Recurrent Neck Pain Causes
There are many potential causes of episodic pain in the neck including all of the following explanations:
Some injuries can be exacerbated by activity, positioning or other factors, especially during the healing phase. Full healing for a serious neck injury might take a few years, so recurring pain may plague the patient during this time.
Some degenerative conditions might cause recurring pain when something causes them to intensify and flare up. These conditions may range from bone to disc to soft tissue concerns and sometimes involve all three types of tissue.
The most common cause of recurring neck pain is certainly ischemia. This is one of the most common of all pain syndromes, but is also the least often diagnosed. In most instances, pain is blamed on some structural neck pain scapegoat, when the actual origin of pain is an oxygen deprivation syndrome. Doctors are poorly trained to diagnose this condition and the evidence needed to diagnosis it is much more difficult to confirm, as opposed to placing blame on a structural abnormality that can be discovered in moments using diagnostic imaging.
Episodic Neck Pain Help
There is always a reason why neck pain flares-up over and over again. It is of paramount importance to discover and resolve that underlying reason if you hope to both find relief now, as well as prevent chronic pain from being your reality later.

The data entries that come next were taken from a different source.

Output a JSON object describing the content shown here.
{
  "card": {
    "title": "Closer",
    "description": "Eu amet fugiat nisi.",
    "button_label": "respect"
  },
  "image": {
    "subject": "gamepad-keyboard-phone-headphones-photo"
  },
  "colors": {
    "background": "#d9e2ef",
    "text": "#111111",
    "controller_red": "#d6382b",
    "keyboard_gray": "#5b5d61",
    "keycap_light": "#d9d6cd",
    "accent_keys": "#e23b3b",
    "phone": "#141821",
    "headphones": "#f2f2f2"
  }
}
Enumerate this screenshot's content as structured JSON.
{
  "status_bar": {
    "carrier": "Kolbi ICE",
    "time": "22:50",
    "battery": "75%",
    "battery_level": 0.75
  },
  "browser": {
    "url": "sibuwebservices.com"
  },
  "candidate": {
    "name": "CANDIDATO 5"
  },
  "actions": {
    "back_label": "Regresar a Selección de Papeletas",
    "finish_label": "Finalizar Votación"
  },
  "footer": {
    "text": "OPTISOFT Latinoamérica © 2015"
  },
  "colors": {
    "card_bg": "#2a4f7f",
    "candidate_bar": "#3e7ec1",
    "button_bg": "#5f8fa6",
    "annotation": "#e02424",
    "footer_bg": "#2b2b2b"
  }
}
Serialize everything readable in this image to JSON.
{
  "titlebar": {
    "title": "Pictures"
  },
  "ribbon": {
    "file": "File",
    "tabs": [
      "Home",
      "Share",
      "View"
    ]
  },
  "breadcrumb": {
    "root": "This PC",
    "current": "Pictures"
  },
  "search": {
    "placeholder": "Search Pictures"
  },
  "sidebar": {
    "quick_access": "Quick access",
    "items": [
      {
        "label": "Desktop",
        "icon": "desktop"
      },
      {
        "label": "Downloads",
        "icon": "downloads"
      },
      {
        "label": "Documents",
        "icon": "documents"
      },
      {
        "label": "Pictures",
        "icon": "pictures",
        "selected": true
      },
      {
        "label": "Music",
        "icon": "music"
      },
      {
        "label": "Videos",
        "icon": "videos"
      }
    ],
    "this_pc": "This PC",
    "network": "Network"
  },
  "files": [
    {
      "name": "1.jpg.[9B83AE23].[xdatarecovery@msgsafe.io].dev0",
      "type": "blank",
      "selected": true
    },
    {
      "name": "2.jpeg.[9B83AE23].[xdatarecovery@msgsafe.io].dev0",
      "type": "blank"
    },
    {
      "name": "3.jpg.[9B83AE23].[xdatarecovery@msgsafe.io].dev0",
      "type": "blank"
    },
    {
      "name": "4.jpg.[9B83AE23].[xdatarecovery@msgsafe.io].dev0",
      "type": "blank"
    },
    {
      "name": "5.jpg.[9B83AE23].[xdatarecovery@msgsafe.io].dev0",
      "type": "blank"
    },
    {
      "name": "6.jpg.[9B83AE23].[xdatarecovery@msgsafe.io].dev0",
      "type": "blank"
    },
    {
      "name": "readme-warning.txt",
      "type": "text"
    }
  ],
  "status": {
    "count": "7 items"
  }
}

A minority of patients might have to accept some degree of symptomatic flare-up due to previous injury or current degeneration. Others may have to accept some degree of occasional pain due to congenital or developed structural abnormalities. These cases only comprise a small number of the total patient population who suffer from episodic [pain, however.

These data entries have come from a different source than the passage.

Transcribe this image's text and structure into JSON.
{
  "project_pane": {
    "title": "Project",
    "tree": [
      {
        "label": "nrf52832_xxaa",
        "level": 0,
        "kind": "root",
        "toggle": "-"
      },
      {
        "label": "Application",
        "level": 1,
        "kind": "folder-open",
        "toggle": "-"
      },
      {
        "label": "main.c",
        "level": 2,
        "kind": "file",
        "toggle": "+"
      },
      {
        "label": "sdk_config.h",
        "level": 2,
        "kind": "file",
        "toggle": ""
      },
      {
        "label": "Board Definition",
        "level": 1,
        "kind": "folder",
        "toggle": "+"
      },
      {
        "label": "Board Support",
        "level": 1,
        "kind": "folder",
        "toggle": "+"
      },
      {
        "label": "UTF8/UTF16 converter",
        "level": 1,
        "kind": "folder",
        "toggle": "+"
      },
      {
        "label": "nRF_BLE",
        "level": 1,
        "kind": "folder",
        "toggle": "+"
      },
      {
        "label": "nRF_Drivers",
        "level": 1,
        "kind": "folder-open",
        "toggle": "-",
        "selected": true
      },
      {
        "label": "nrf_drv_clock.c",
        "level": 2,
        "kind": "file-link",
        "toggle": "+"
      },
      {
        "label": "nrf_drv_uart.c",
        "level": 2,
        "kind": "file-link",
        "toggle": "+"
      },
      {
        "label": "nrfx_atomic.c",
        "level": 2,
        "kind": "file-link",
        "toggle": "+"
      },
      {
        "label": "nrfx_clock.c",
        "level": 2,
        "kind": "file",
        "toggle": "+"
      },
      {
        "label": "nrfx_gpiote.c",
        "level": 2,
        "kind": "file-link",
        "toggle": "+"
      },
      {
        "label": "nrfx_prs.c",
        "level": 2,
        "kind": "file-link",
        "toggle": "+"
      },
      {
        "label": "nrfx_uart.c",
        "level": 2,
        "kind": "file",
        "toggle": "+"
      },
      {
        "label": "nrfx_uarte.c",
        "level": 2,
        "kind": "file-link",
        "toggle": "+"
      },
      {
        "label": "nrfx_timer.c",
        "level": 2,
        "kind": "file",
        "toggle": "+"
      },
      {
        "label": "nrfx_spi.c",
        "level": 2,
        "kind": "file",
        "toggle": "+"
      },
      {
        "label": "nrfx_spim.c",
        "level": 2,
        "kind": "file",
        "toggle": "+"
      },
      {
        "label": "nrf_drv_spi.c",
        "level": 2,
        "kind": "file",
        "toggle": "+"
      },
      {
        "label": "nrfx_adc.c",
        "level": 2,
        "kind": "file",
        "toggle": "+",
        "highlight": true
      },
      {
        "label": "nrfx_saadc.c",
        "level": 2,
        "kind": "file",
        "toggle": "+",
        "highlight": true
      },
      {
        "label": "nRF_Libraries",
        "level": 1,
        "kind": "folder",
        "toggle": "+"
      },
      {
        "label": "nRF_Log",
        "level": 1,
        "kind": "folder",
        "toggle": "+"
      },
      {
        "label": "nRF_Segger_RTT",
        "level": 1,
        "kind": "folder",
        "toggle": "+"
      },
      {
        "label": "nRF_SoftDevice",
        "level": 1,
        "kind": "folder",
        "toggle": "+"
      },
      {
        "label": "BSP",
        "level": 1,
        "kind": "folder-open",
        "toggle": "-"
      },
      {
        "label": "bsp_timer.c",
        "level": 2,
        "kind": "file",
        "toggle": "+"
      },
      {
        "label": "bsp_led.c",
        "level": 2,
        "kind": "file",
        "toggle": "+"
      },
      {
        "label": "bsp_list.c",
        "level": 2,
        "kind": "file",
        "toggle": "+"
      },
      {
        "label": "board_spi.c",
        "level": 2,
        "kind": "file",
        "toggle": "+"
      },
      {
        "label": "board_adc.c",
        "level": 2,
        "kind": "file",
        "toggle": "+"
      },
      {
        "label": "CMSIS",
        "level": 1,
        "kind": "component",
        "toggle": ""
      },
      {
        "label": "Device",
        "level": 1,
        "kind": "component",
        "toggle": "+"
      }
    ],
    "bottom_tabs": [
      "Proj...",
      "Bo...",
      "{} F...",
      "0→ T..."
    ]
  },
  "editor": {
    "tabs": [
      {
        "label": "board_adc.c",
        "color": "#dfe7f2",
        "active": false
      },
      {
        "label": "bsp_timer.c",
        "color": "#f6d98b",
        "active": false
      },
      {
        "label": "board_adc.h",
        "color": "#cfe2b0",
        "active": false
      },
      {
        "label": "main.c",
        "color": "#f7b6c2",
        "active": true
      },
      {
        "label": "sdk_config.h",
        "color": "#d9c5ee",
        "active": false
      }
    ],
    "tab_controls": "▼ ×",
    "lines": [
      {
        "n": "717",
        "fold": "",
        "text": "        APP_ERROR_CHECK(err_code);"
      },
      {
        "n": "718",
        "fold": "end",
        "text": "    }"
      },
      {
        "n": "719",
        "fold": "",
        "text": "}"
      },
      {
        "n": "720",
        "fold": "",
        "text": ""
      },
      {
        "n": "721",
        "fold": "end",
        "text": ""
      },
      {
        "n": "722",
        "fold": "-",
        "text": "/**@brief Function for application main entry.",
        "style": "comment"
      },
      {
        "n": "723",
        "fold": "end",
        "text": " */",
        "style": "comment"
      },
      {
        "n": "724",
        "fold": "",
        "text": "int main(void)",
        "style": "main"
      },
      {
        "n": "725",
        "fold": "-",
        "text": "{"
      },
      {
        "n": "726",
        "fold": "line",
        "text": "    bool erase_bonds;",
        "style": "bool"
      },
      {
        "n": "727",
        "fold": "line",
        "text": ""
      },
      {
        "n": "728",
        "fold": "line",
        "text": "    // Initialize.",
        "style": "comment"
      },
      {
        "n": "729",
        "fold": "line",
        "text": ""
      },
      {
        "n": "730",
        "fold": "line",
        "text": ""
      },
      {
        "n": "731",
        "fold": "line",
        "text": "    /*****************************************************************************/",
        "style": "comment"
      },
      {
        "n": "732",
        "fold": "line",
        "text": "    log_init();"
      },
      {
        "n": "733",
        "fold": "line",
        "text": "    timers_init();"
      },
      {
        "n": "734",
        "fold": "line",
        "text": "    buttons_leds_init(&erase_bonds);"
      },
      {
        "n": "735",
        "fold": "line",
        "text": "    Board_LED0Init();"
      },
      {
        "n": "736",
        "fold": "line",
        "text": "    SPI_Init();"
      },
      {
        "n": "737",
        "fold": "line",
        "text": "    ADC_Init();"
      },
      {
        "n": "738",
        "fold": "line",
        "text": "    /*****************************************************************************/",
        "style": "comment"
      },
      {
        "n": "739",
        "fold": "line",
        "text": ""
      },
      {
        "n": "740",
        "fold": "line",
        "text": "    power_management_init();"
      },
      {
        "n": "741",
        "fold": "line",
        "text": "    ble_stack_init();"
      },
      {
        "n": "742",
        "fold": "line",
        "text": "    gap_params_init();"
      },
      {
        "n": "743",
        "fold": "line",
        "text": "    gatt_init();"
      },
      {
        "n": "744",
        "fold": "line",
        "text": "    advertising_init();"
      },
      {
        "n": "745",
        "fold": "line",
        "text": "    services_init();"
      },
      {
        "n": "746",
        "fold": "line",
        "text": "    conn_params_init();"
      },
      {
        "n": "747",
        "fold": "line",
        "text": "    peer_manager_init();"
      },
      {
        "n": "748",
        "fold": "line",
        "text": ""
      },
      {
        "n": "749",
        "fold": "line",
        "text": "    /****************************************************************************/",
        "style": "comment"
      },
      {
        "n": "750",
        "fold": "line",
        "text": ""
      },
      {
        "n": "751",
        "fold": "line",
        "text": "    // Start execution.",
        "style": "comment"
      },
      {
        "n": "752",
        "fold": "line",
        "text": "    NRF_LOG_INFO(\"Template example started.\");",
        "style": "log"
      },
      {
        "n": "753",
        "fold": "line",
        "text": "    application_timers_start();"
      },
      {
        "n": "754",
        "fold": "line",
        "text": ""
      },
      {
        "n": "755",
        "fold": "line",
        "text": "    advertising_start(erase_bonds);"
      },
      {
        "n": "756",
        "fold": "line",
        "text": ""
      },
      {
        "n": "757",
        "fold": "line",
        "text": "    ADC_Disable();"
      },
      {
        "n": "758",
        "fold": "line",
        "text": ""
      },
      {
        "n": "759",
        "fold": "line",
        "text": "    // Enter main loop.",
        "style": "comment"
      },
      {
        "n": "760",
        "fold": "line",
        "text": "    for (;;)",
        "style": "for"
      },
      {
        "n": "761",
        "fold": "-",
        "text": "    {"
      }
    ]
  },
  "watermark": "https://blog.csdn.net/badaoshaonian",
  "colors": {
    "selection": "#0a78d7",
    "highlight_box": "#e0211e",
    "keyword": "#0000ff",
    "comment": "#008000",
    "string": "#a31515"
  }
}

Most patients who suffer seemingly idiopathic neck pain flare-ups will develop chronic pain, since they are suffering from an ongoing and most often escalating mindbody syndrome driving ischemia regionally. This explains many of the mysterious aspects of their symptoms, such as the variability in location, expression and severity often seen. It also explains why previous treatment targeting structural scapegoats has failed, often miserably! Considering this as a valid theory for suffering has literally saved countless patients in the chronic pain sector. Wouldn’t it be better to come to the realization that this may also be your reality before chronic pain begins a struggle for control of your very life?